Christine M. Cole currently serves as Executive Director of the Crime and Justice Institute, a division of Boston’s 136 year old non-profit, Community Resources for Justice.  As Executive Director, Christine oversees a team of 20 working to increase safety and justice, reduce the reliance on incarceration, and instill cost effective and research based practices in over two dozen states.  A CJI team, including Christine, is conducting a study of the COPS funded Collaborative Reform Initiative, and Christine serves on the monitoring team for Antelope County CA.  

Prior to her role at CJI, Christine was the Executive Director of the Program in Criminal Justice Policy and Management at Harvard Kennedy School.  In addition to supervising staff engaged in safety and justice reform work with governments and international multilateral agencies in Africa, Asia, the Caribbean, and South Pacific, Christine co-chaired and facilitated the NIJ funded Executive Session on Policing and Public Safety from 2008-2014.  With police and union executives and scholars as members, the group produced 20 original papers drawing from confidential conversations at Harvard Kennedy School.  Christine is one of three authors of the often cited 2008 study of the Los Angeles Consent Decree and the study of the response to the Boston Marathon bombings called Why Was Boston Strong?  

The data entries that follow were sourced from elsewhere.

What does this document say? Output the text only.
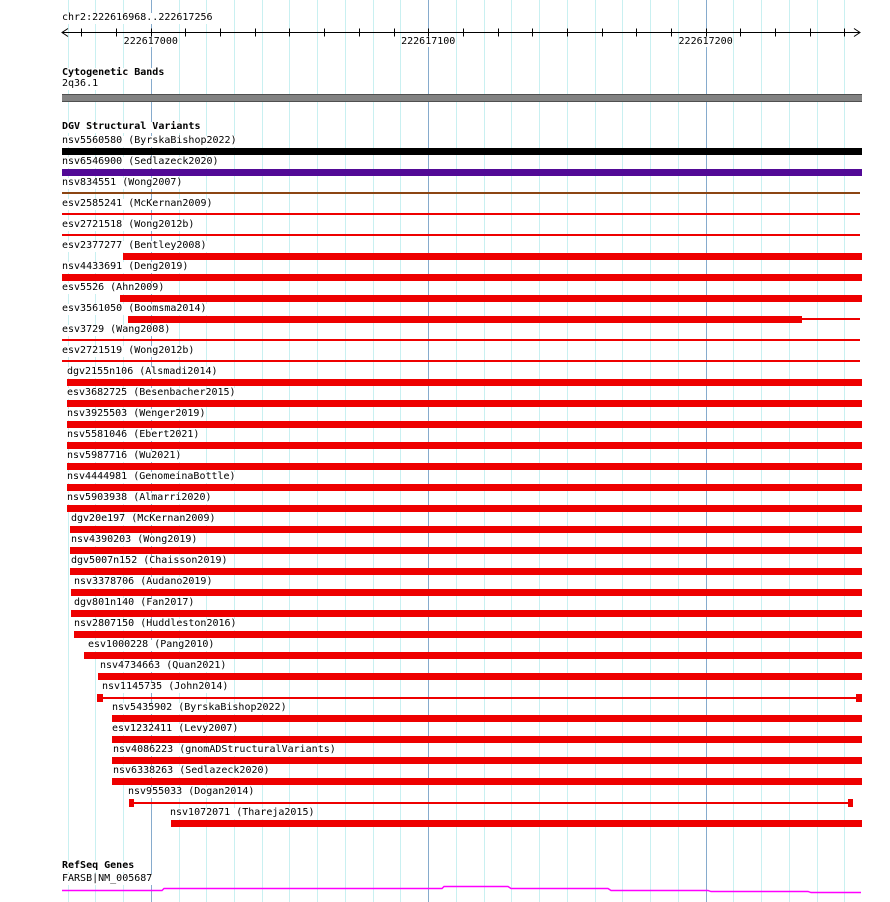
chr2:222616968..222617256
222617000	222617100	222617200
Cytogenetic Bands
2q36.1
DGV Structural Variants
nsv5560580 (ByrskaBishop2022)
nsv6546900 (Sedlazeck2020)
nsv834551 (Wong2007)
esv2585241 (McKernan2009)
esv2721518 (Wong2012b)
esv2377277 (Bentley2008)
nsv4433691 (Deng2019)
esv5526 (Ahn2009)
esv3561050 (Boomsma2014)
esv3729 (Wang2008)
esv2721519 (Wong2012b)
dgv2155n106 (Alsmadi2014)
esv3682725 (Besenbacher2015)
nsv3925503 (Wenger2019)
nsv5581046 (Ebert2021)
nsv5987716 (Wu2021)
nsv4444981 (GenomeinaBottle)
nsv5903938 (Almarri2020)
dgv20e197 (McKernan2009)
nsv4390203 (Wong2019)
dgv5007n152 (Chaisson2019)
nsv3378706 (Audano2019)
dgv801n140 (Fan2017)
nsv2807150 (Huddleston2016)
esv1000228 (Pang2010)
nsv4734663 (Quan2021)
nsv1145735 (John2014)
nsv5435902 (ByrskaBishop2022)
esv1232411 (Levy2007)
nsv4086223 (gnomADStructuralVariants)
nsv6338263 (Sedlazeck2020)
nsv955033 (Dogan2014)
nsv1072071 (Thareja2015)
RefSeq Genes
FARSB|NM_005687
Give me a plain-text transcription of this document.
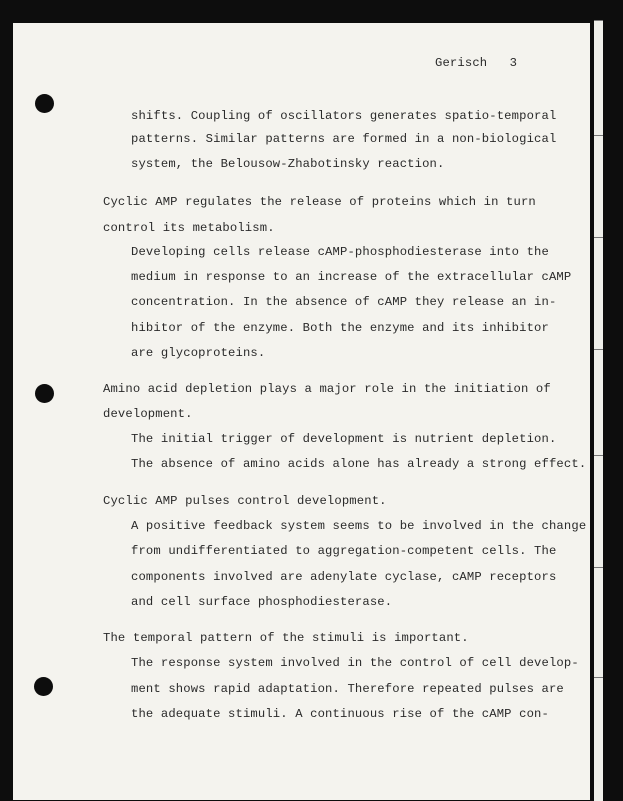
Gerisch 3
shifts. Coupling of oscillators generates spatio-temporal
patterns. Similar patterns are formed in a non-biological
system, the Belousow-Zhabotinsky reaction.
Cyclic AMP regulates the release of proteins which in turn
control its metabolism.
Developing cells release cAMP-phosphodiesterase into the
medium in response to an increase of the extracellular cAMP
concentration. In the absence of cAMP they release an in-
hibitor of the enzyme. Both the enzyme and its inhibitor
are glycoproteins.
Amino acid depletion plays a major role in the initiation of
development.
The initial trigger of development is nutrient depletion.
The absence of amino acids alone has already a strong effect.
Cyclic AMP pulses control development.
A positive feedback system seems to be involved in the change
from undifferentiated to aggregation-competent cells. The
components involved are adenylate cyclase, cAMP receptors
and cell surface phosphodiesterase.
The temporal pattern of the stimuli is important.
The response system involved in the control of cell develop-
ment shows rapid adaptation. Therefore repeated pulses are
the adequate stimuli. A continuous rise of the cAMP con-
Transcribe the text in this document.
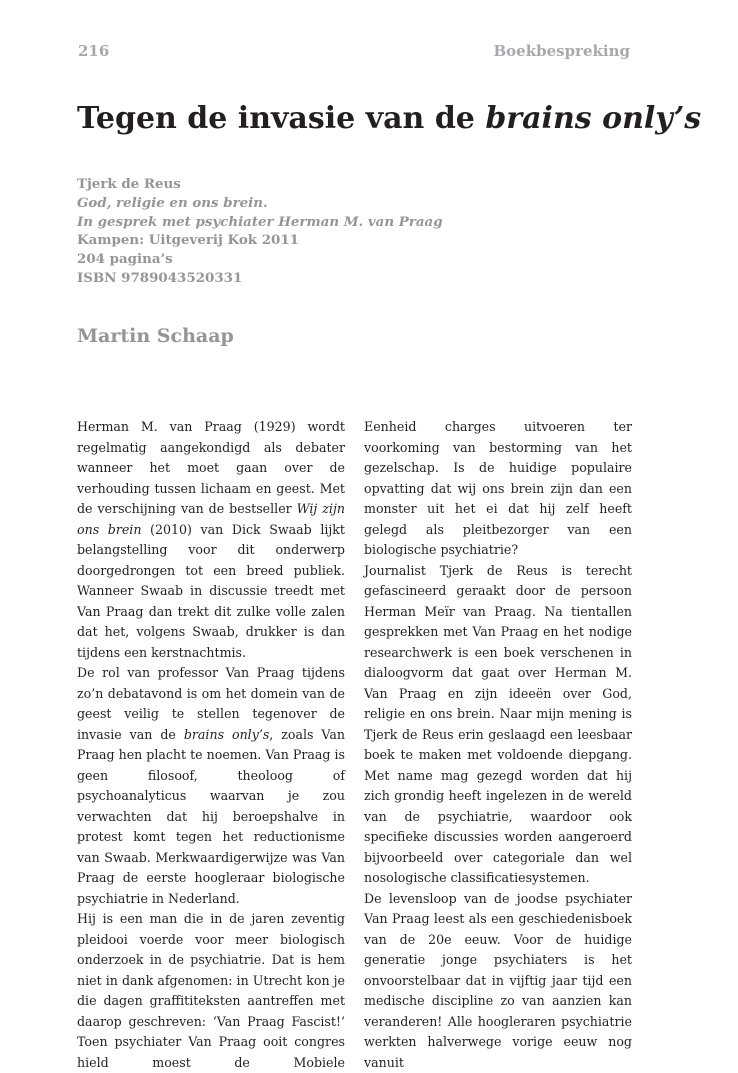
216	Boekbespreking
Tegen de invasie van de brains only’s
Tjerk de Reus
God, religie en ons brein.
In gesprek met psychiater Herman M. van Praag
Kampen: Uitgeverij Kok 2011
204 pagina’s
ISBN 9789043520331
Martin Schaap

Herman M. van Praag (1929) wordt regelmatig aangekondigd als debater wanneer het moet gaan over de verhouding tussen lichaam en geest. Met de verschijning van de bestseller Wij zijn ons brein (2010) van Dick Swaab lijkt belangstelling voor dit onderwerp doorgedrongen tot een breed publiek. Wanneer Swaab in discussie treedt met Van Praag dan trekt dit zulke volle zalen dat het, volgens Swaab, drukker is dan tijdens een kerstnachtmis.

De rol van professor Van Praag tijdens zo’n debatavond is om het domein van de geest veilig te stellen tegenover de invasie van de brains only’s, zoals Van Praag hen placht te noemen. Van Praag is geen filosoof, theoloog of psychoanalyticus waarvan je zou verwachten dat hij beroepshalve in protest komt tegen het reductionisme van Swaab. Merkwaardigerwijze was Van Praag de eerste hoogleraar biologische psychiatrie in Nederland.

Hij is een man die in de jaren zeventig pleidooi voerde voor meer biologisch onderzoek in de psychiatrie. Dat is hem niet in dank afgenomen: in Utrecht kon je die dagen graffititeksten aantreffen met daarop geschreven: ‘Van Praag Fascist!’ Toen psychiater Van Praag ooit congres hield moest de Mobiele

Eenheid charges uitvoeren ter voorkoming van bestorming van het gezelschap. Is de huidige populaire opvatting dat wij ons brein zijn dan een monster uit het ei dat hij zelf heeft gelegd als pleitbezorger van een biologische psychiatrie?

Journalist Tjerk de Reus is terecht gefascineerd geraakt door de persoon Herman Meïr van Praag. Na tientallen gesprekken met Van Praag en het nodige researchwerk is een boek verschenen in dialoogvorm dat gaat over Herman M. Van Praag en zijn ideeën over God, religie en ons brein. Naar mijn mening is Tjerk de Reus erin geslaagd een leesbaar boek te maken met voldoende diepgang. Met name mag gezegd worden dat hij zich grondig heeft ingelezen in de wereld van de psychiatrie, waardoor ook specifieke discussies worden aangeroerd bijvoorbeeld over categoriale dan wel nosologische classificatiesystemen.

De levensloop van de joodse psychiater Van Praag leest als een geschiedenisboek van de 20e eeuw. Voor de huidige generatie jonge psychiaters is het onvoorstelbaar dat in vijftig jaar tijd een medische discipline zo van aanzien kan veranderen! Alle hoogleraren psychiatrie werkten halverwege vorige eeuw nog vanuit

Christine has worked in two municipal police agencies in Massachusetts as a Community Liaison/Policy Advisor and later as Director of Business and Technology.  Christine also served as Chief of Staff for the Secretary of the Massachusetts Executive Office of Public Safety, the governor’s policy advisor for criminal justice and homeland security.  This office has financial, policy and managerial oversight of all executive branch safety and justice agencies.  Christine also has experience as part of a prosecution team in her eight years as victim witness advocate.  Christine has presented and taught to audiences in the US and abroad on community corrections, police-community engagement, coordinated crisis response of government agencies and linking safety and justice reform to good governance.